Phosphotransfer profiling has the potential to clarify many ambiguous signal transduction pathways, particularly in cases where genomic and phenotypic analyses fail to yield a single, likely interacting partner for a histidine kinase or response regulator. Over many years the Caulobacter research community has found that most two-component proteins involved in cell-cycle progression and cellular asymmetry are orphans and create pleiotropic effects when mutated, hindering efforts to delineate signal transduction pathways (reviewed in Skerker and Laub, 2004). Furthermore, when studied in biochemical detail, there are instances where more than one kinase may phosphorylate the same response regulator as well as instances where one kinase phosphorylates a regulator and another kinase predominantly dephosphorylates the same regulator. Phosphotransfer profiling will help not only to determine the functions of two-component proteins that have never been studied, but also to generate an interaction map of the known two-component proteins governing complex processes such as the Caulobacter developmental cycle.

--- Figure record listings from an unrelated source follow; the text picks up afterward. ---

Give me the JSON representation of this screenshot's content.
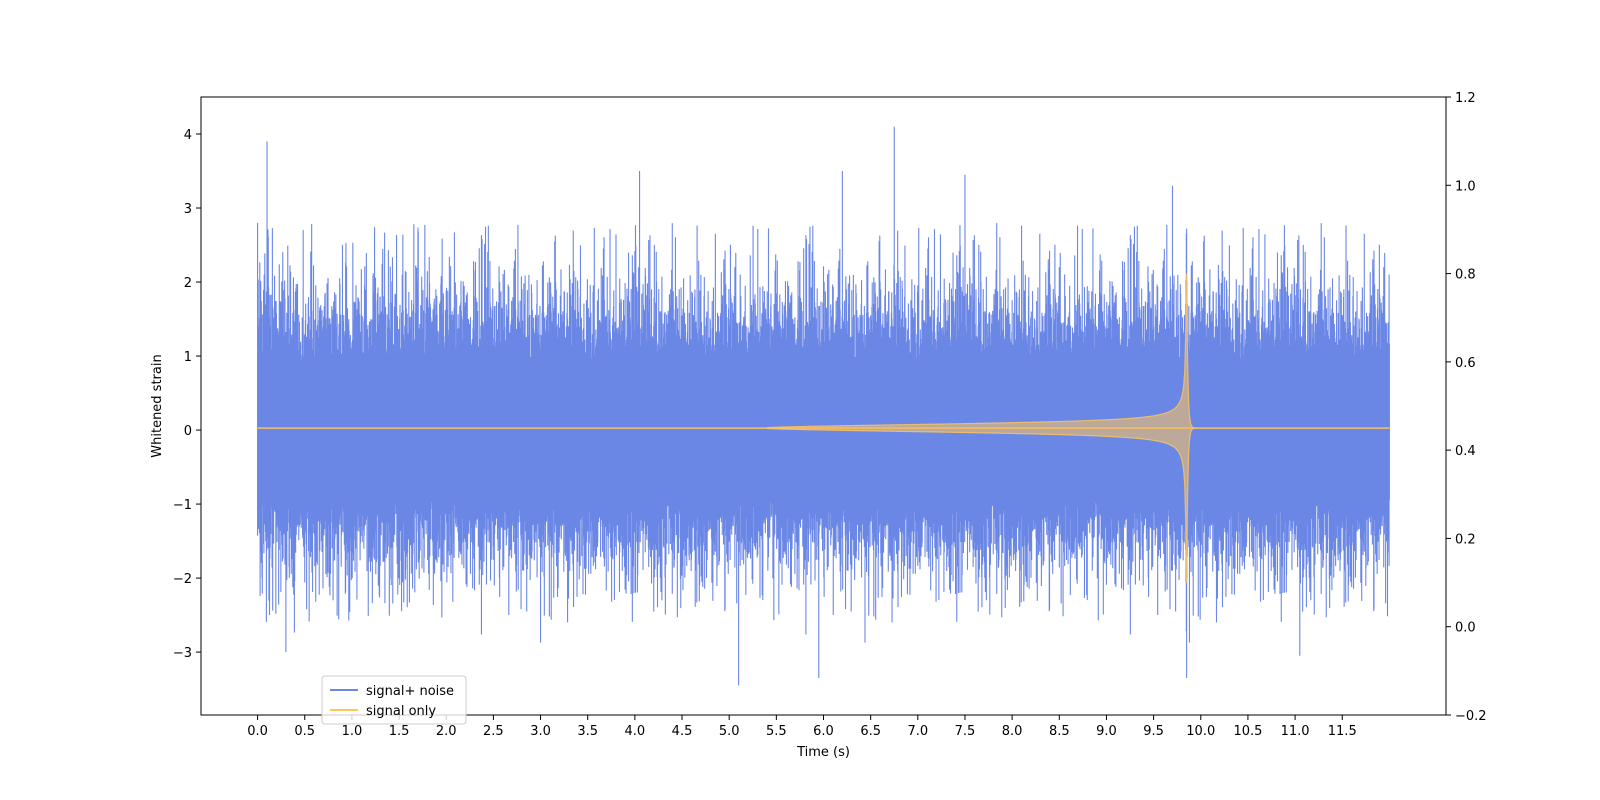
{
  "chart_data": {
    "type": "line",
    "title": "",
    "xlabel": "Time (s)",
    "ylabel": "Whitened strain",
    "xlim": [
      -0.6,
      12.6
    ],
    "ylim": [
      -3.85,
      4.5
    ],
    "y2lim": [
      -0.2,
      1.2
    ],
    "xticks": [
      0.0,
      0.5,
      1.0,
      1.5,
      2.0,
      2.5,
      3.0,
      3.5,
      4.0,
      4.5,
      5.0,
      5.5,
      6.0,
      6.5,
      7.0,
      7.5,
      8.0,
      8.5,
      9.0,
      9.5,
      10.0,
      10.5,
      11.0,
      11.5
    ],
    "xtick_labels": [
      "0.0",
      "0.5",
      "1.0",
      "1.5",
      "2.0",
      "2.5",
      "3.0",
      "3.5",
      "4.0",
      "4.5",
      "5.0",
      "5.5",
      "6.0",
      "6.5",
      "7.0",
      "7.5",
      "8.0",
      "8.5",
      "9.0",
      "9.5",
      "10.0",
      "10.5",
      "11.0",
      "11.5"
    ],
    "yticks": [
      -3,
      -2,
      -1,
      0,
      1,
      2,
      3,
      4
    ],
    "ytick_labels": [
      "−3",
      "−2",
      "−1",
      "0",
      "1",
      "2",
      "3",
      "4"
    ],
    "y2ticks": [
      -0.2,
      0.0,
      0.2,
      0.4,
      0.6,
      0.8,
      1.0,
      1.2
    ],
    "y2tick_labels": [
      "−0.2",
      "0.0",
      "0.2",
      "0.4",
      "0.6",
      "0.8",
      "1.0",
      "1.2"
    ],
    "grid": false,
    "legend_placement": "lower-left",
    "series": [
      {
        "name": "signal+ noise",
        "color": "#6b87e6",
        "axis": "left",
        "x_range": [
          0.0,
          12.0
        ],
        "envelope_typical": [
          -1.7,
          1.7
        ],
        "notable_peaks": [
          {
            "x": 0.1,
            "y": 3.9
          },
          {
            "x": 0.0,
            "y": 2.8
          },
          {
            "x": 4.05,
            "y": 3.5
          },
          {
            "x": 6.2,
            "y": 3.5
          },
          {
            "x": 6.75,
            "y": 4.1
          },
          {
            "x": 7.5,
            "y": 3.45
          },
          {
            "x": 9.7,
            "y": 3.3
          }
        ],
        "notable_troughs": [
          {
            "x": 0.3,
            "y": -3.0
          },
          {
            "x": 5.1,
            "y": -3.45
          },
          {
            "x": 5.95,
            "y": -3.35
          },
          {
            "x": 9.85,
            "y": -3.35
          },
          {
            "x": 11.05,
            "y": -3.05
          }
        ]
      },
      {
        "name": "signal only",
        "color": "#ffc55a",
        "axis": "right",
        "x_range": [
          0.0,
          12.0
        ],
        "baseline": 0.45,
        "chirp_start": 5.4,
        "merger_time": 9.85,
        "peak_amplitude": 0.35,
        "post_merger_ringdown": "rapid decay to baseline"
      }
    ]
  }
}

There are many genetically tractable species in which it seems feasible to disrupt each of the two-component signalling genes and also to purify each of these proteins for phosphotransfer profiling experiments similar to those described by Laub and colleagues (Yamamoto et al., 2005). Using these tools, it is within our grasp to map the two-component signalling interactions that orchestrate growth, development, and the responses to stimuli for a host of bacterial species. In addition, as the capacity for signal insulation or signal cross-talk appears to reside mainly within the histidine kinases and response regulators themselves, it should also be possible to use these approaches in concert with bioinformatics to identify specific sequences that account for the genome-wide kinetic preference of histidine kinase-response regulator pairs.

The combined approaches of comprehensive gene disruption and comprehensive biochemical analysis, when applied to a functionally related group of proteins, can yield startling leaps in our understanding of both high-level biological problems (in this case signal insulation in two-component pathways) and specific biological processes (in this case Caulobacter stalk biogenesis). In this type of ‘medium-throughput’ analysis, not every gene is deleted and not every protein–protein interaction is detected, but comprehensive, genome-level conclusions can be drawn about a large and important class of molecules, and researchers can move quickly from broad, preliminary analyses of knockout libraries and biochemical profiles into detailed studies that deepen our understanding of a specific biological problem.